Didn’t think so. Judge VanDyke (I could have EASILY seen Judge Benitez make this same presentation, if he’d been elevated) was simply stating the obvious and irrefutable truth about . . . how a modern firearm actually works (I do disagree with him on one point – a ‘revolver’ is every bit a ‘semi-automatic’ firearm, in that every pull of the trigger, by the functioning of the action, brings a new round ‘into battery’, but that’s a quibble).
He probably did color outside the lines (and the funny part is that, IF he’d simply written that in his dissent, he would have been fine. What they are REALLY objecting to is that his presentation was both effective and persuasive), but the outcry about it illustrates how ineffably stupid my former profession is.
Although it may help some I do not need a video explanation because no matter how it is sliced and diced it is still Gun Control. And Gun Control in any shape, matter or form is an agenda History Confirms is Rooted in Racism and Genocide. It takes a real dumbfuks to bark at History and it takes gutless wonders not to cite the History of Gun Control in Defenfense of The Second Amendment and on the behalf of millions who were left defenseless in the wake of Gun Control.

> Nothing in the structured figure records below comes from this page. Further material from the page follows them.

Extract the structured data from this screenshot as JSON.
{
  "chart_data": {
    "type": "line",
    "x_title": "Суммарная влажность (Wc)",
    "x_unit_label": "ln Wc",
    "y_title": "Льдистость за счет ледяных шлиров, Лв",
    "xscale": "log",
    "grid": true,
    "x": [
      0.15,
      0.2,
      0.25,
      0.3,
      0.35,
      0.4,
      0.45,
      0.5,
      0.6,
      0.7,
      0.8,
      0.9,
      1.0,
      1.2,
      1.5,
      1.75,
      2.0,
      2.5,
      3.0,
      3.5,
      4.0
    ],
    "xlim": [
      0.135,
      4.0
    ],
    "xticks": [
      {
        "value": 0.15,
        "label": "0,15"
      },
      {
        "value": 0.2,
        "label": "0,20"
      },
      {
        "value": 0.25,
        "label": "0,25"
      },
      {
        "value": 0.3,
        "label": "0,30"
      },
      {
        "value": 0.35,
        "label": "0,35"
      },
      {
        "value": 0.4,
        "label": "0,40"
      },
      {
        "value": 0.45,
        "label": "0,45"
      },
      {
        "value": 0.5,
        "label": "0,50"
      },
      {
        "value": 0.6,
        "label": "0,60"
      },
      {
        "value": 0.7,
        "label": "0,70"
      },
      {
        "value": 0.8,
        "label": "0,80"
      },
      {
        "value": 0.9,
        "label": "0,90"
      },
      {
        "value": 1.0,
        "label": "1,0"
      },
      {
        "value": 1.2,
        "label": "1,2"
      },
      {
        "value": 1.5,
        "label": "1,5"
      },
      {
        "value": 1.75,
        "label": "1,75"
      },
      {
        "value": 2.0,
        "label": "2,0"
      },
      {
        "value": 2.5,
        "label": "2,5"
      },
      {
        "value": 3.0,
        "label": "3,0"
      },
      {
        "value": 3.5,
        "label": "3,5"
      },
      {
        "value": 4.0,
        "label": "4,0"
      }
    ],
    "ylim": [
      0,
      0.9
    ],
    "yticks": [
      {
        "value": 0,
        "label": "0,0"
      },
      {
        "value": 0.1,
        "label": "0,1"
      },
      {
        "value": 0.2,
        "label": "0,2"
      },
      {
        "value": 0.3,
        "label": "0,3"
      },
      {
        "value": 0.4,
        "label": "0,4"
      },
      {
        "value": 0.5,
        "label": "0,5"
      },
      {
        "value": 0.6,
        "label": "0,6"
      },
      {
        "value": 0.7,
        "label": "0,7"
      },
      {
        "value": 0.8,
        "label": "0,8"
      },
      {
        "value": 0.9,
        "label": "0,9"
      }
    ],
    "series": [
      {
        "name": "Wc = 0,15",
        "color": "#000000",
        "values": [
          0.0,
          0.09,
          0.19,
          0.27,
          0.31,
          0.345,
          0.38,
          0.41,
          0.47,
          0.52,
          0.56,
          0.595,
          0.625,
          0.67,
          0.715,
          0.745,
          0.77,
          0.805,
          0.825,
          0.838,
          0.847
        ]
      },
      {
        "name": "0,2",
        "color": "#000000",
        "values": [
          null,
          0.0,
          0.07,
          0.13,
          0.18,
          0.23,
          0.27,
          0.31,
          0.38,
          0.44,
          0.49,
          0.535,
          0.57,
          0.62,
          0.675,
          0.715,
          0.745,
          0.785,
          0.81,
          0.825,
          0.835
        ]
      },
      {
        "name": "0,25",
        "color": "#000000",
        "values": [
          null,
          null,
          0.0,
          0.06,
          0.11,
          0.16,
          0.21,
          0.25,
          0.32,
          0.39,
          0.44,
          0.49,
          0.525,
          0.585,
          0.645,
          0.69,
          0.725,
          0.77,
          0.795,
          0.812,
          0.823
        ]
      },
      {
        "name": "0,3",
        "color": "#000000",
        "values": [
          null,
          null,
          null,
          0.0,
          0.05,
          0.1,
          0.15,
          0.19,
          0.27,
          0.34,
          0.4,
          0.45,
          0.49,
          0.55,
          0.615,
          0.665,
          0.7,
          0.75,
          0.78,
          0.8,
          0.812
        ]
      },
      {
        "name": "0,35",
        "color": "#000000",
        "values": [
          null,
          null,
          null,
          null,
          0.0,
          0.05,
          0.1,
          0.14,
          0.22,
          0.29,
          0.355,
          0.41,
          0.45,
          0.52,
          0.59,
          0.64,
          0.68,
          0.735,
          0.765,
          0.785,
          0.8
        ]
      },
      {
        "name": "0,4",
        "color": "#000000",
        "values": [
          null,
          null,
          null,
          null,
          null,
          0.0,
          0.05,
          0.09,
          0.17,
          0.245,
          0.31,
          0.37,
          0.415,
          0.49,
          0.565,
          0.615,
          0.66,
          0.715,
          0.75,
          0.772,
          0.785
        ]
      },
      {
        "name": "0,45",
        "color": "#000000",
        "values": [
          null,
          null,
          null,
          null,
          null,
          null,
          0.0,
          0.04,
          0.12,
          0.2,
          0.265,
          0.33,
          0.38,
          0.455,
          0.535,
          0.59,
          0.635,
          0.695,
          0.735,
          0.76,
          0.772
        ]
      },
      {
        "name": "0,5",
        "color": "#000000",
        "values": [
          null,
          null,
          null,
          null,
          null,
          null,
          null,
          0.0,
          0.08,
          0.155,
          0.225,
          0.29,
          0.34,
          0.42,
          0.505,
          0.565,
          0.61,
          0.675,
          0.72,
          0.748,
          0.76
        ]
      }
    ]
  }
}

https://youtube.com/watch?v=WlItbl9SOAg&feature=shared
Why didn’t the plaintiff’s attorneys find or create such a video presentation and show it to the court at trial?
Perhaps equally compelling, why didn’t the plaintiff’s attorneys show the video of the Indiana County Sheriff which demonstrated that 10-round magazine capacity limits do not slow down (in any significant way) the rate of fire of even a novice shooter?

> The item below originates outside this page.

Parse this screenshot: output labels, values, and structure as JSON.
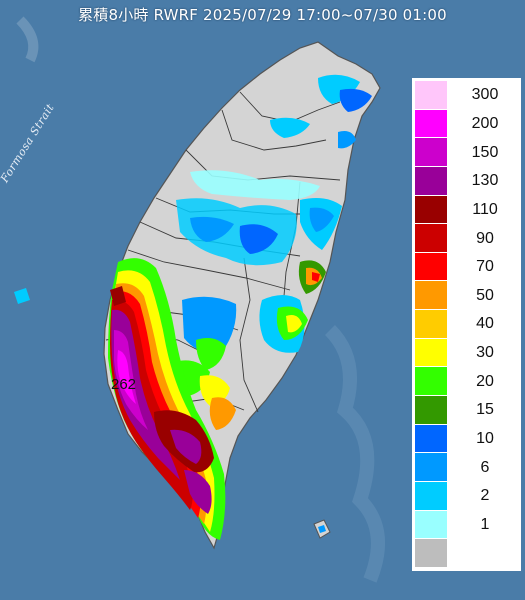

I watch and studied that video a number of times (I have it bookmarked). The demonstration is well set up. What is particularly well thought out the inclusion of an experienced shooter versus a novice shooter. IIRC, after all the trials where concluded the “scoreboard” indicated an ~2 sec difference between the shooters and the various magazines used. Additionally, the Sheriff created a demonstration of the “seven yard rule”.

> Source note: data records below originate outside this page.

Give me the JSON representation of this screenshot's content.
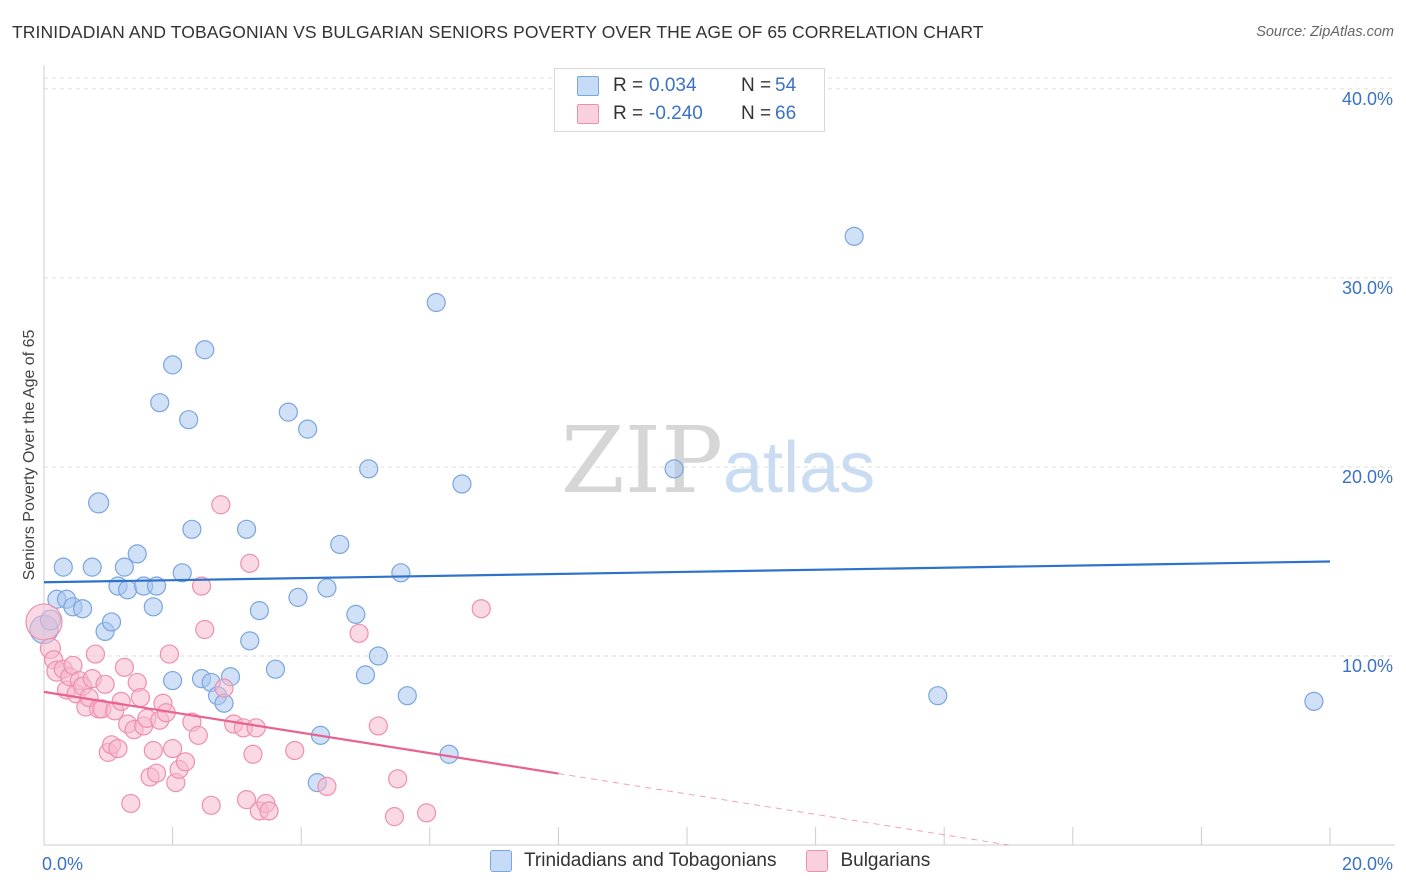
{
  "chart_data": {
    "type": "scatter",
    "title": "TRINIDADIAN AND TOBAGONIAN VS BULGARIAN SENIORS POVERTY OVER THE AGE OF 65 CORRELATION CHART",
    "source": "Source: ZipAtlas.com",
    "ylabel": "Seniors Poverty Over the Age of 65",
    "xlabel": "",
    "x_tick_labels": [
      "0.0%",
      "20.0%"
    ],
    "y_tick_labels": [
      "10.0%",
      "20.0%",
      "30.0%",
      "40.0%"
    ],
    "y_ticks": [
      10,
      20,
      30,
      40
    ],
    "xlim": [
      0,
      20
    ],
    "ylim": [
      0,
      41
    ],
    "watermark": "ZIPatlas",
    "legend": {
      "rows": [
        {
          "r_label": "R =",
          "r_value": "0.034",
          "n_label": "N =",
          "n_value": "54",
          "color": "#a8c8f0"
        },
        {
          "r_label": "R =",
          "r_value": "-0.240",
          "n_label": "N =",
          "n_value": "66",
          "color": "#f6b8cc"
        }
      ]
    },
    "series": [
      {
        "name": "Trinidadians and Tobagonians",
        "fill": "#a9c7ee",
        "stroke": "#7aa6de",
        "line_color": "#2f72cc",
        "trend": {
          "x": [
            0,
            20
          ],
          "y": [
            13.9,
            15.0
          ],
          "solid_to": 20
        },
        "points": [
          [
            0.0,
            11.4,
            14
          ],
          [
            0.1,
            11.9,
            10
          ],
          [
            0.2,
            13.0,
            9
          ],
          [
            0.3,
            14.7,
            9
          ],
          [
            0.35,
            13.0,
            9
          ],
          [
            0.45,
            12.6,
            9
          ],
          [
            0.6,
            12.5,
            9
          ],
          [
            0.75,
            14.7,
            9
          ],
          [
            0.85,
            18.1,
            10
          ],
          [
            0.95,
            11.3,
            9
          ],
          [
            1.05,
            11.8,
            9
          ],
          [
            1.15,
            13.7,
            9
          ],
          [
            1.25,
            14.7,
            9
          ],
          [
            1.3,
            13.5,
            9
          ],
          [
            1.45,
            15.4,
            9
          ],
          [
            1.55,
            13.7,
            9
          ],
          [
            1.7,
            12.6,
            9
          ],
          [
            1.75,
            13.7,
            9
          ],
          [
            1.8,
            23.4,
            9
          ],
          [
            2.0,
            25.4,
            9
          ],
          [
            2.0,
            8.7,
            9
          ],
          [
            2.15,
            14.4,
            9
          ],
          [
            2.25,
            22.5,
            9
          ],
          [
            2.3,
            16.7,
            9
          ],
          [
            2.45,
            8.8,
            9
          ],
          [
            2.5,
            26.2,
            9
          ],
          [
            2.6,
            8.6,
            9
          ],
          [
            2.7,
            7.9,
            9
          ],
          [
            2.8,
            7.5,
            9
          ],
          [
            2.9,
            8.9,
            9
          ],
          [
            3.15,
            16.7,
            9
          ],
          [
            3.2,
            10.8,
            9
          ],
          [
            3.35,
            12.4,
            9
          ],
          [
            3.6,
            9.3,
            9
          ],
          [
            3.8,
            22.9,
            9
          ],
          [
            3.95,
            13.1,
            9
          ],
          [
            4.1,
            22.0,
            9
          ],
          [
            4.25,
            3.3,
            9
          ],
          [
            4.3,
            5.8,
            9
          ],
          [
            4.4,
            13.6,
            9
          ],
          [
            4.6,
            15.9,
            9
          ],
          [
            4.85,
            12.2,
            9
          ],
          [
            5.0,
            9.0,
            9
          ],
          [
            5.05,
            19.9,
            9
          ],
          [
            5.2,
            10.0,
            9
          ],
          [
            5.55,
            14.4,
            9
          ],
          [
            5.65,
            7.9,
            9
          ],
          [
            6.1,
            28.7,
            9
          ],
          [
            6.3,
            4.8,
            9
          ],
          [
            6.5,
            19.1,
            9
          ],
          [
            9.8,
            19.9,
            9
          ],
          [
            12.6,
            32.2,
            9
          ],
          [
            13.9,
            7.9,
            9
          ],
          [
            19.75,
            7.6,
            9
          ]
        ]
      },
      {
        "name": "Bulgarians",
        "fill": "#f6b9cd",
        "stroke": "#ee8fb0",
        "line_color": "#e8638f",
        "trend": {
          "x": [
            0,
            15
          ],
          "y": [
            8.1,
            0.0
          ],
          "solid_to": 8
        },
        "points": [
          [
            0.0,
            11.8,
            18
          ],
          [
            0.1,
            10.4,
            10
          ],
          [
            0.15,
            9.8,
            9
          ],
          [
            0.2,
            9.2,
            10
          ],
          [
            0.3,
            9.3,
            9
          ],
          [
            0.35,
            8.2,
            9
          ],
          [
            0.4,
            8.9,
            9
          ],
          [
            0.45,
            9.5,
            9
          ],
          [
            0.5,
            8.0,
            9
          ],
          [
            0.55,
            8.7,
            9
          ],
          [
            0.6,
            8.4,
            9
          ],
          [
            0.65,
            7.3,
            9
          ],
          [
            0.7,
            7.8,
            9
          ],
          [
            0.75,
            8.8,
            9
          ],
          [
            0.8,
            10.1,
            9
          ],
          [
            0.85,
            7.2,
            9
          ],
          [
            0.9,
            7.2,
            9
          ],
          [
            0.95,
            8.5,
            9
          ],
          [
            1.0,
            4.9,
            9
          ],
          [
            1.05,
            5.3,
            9
          ],
          [
            1.1,
            7.1,
            9
          ],
          [
            1.15,
            5.1,
            9
          ],
          [
            1.2,
            7.6,
            9
          ],
          [
            1.25,
            9.4,
            9
          ],
          [
            1.3,
            6.4,
            9
          ],
          [
            1.35,
            2.2,
            9
          ],
          [
            1.4,
            6.1,
            9
          ],
          [
            1.45,
            8.6,
            9
          ],
          [
            1.5,
            7.8,
            9
          ],
          [
            1.55,
            6.3,
            9
          ],
          [
            1.6,
            6.7,
            9
          ],
          [
            1.65,
            3.6,
            9
          ],
          [
            1.7,
            5.0,
            9
          ],
          [
            1.75,
            3.8,
            9
          ],
          [
            1.8,
            6.6,
            9
          ],
          [
            1.85,
            7.5,
            9
          ],
          [
            1.9,
            7.0,
            9
          ],
          [
            1.95,
            10.1,
            9
          ],
          [
            2.0,
            5.1,
            9
          ],
          [
            2.05,
            3.3,
            9
          ],
          [
            2.1,
            4.0,
            9
          ],
          [
            2.2,
            4.4,
            9
          ],
          [
            2.3,
            6.5,
            9
          ],
          [
            2.4,
            5.8,
            9
          ],
          [
            2.45,
            13.7,
            9
          ],
          [
            2.5,
            11.4,
            9
          ],
          [
            2.6,
            2.1,
            9
          ],
          [
            2.75,
            18.0,
            9
          ],
          [
            2.8,
            8.3,
            9
          ],
          [
            2.95,
            6.4,
            9
          ],
          [
            3.1,
            6.2,
            9
          ],
          [
            3.15,
            2.4,
            9
          ],
          [
            3.2,
            14.9,
            9
          ],
          [
            3.25,
            4.8,
            9
          ],
          [
            3.3,
            6.2,
            9
          ],
          [
            3.35,
            1.8,
            9
          ],
          [
            3.45,
            2.2,
            9
          ],
          [
            3.5,
            1.8,
            9
          ],
          [
            3.9,
            5.0,
            9
          ],
          [
            4.4,
            3.1,
            9
          ],
          [
            4.9,
            11.2,
            9
          ],
          [
            5.2,
            6.3,
            9
          ],
          [
            5.45,
            1.5,
            9
          ],
          [
            5.5,
            3.5,
            9
          ],
          [
            5.95,
            1.7,
            9
          ],
          [
            6.8,
            12.5,
            9
          ]
        ]
      }
    ]
  },
  "bottom_legend": {
    "items": [
      {
        "label": "Trinidadians and Tobagonians",
        "color": "#a9c7ee",
        "stroke": "#7aa6de"
      },
      {
        "label": "Bulgarians",
        "color": "#f6b9cd",
        "stroke": "#ee8fb0"
      }
    ]
  }
}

Any Chance Van Dyke can argue the case in the supreme court? No, not kidding. I mean is it actually allowed for a lower court judge to argue the case in the supreme court?
Kyle,
Unfortunately, he is not allowed to either argue, or present testimony, in any appeal . . . and while I disagree with some of the stupid rules of my ex-profession, I actually do agree with that one. It was a very solid presentation of simple facts, that any reasonably educated gun-owner knows, but . . . not the judge’s role (nor should it be). I don’t agree with many of the ‘rules’ of my former profession, but this one actually makes sense.
With any luck this video will be of more relevance than other spammed clickbait.
Plaintiff’s counsel dropped the ball by not entering BATFE and TTB (Tax and Trade Bureau) regulations for calculating the federal excise tax on a firearm as evidence. The United States governments own agencies stipulate that any firearm that uses a detachable magazine MUST include the cost of at least one magazine when establishing the price of a fully functional firearm for taxation purposes as they view it as AN INTEGRAL PART OF THE OPERATING SYSTEM. If 9th Circuit’s ruling is left to stand, the firearms industry is eligible for what might possibly amount to billions (with a $B) in tax credits amassed over the years. The .gov can’t have it both ways – it either is a functional part of the firearm or it isn’t. NSSF and the plaintiffs should take this point and petition TTB for tax credits and let the TTB attorneys go after 9th Circuit to head this off.
and why they should be kicked in the nuts because none of them are upholding their oath to protect the Constitution to the best of their ability.
https://www.youtube.com/watch?v=BKorP55Aqvg
I am thankful that at least one federal judge understands reality.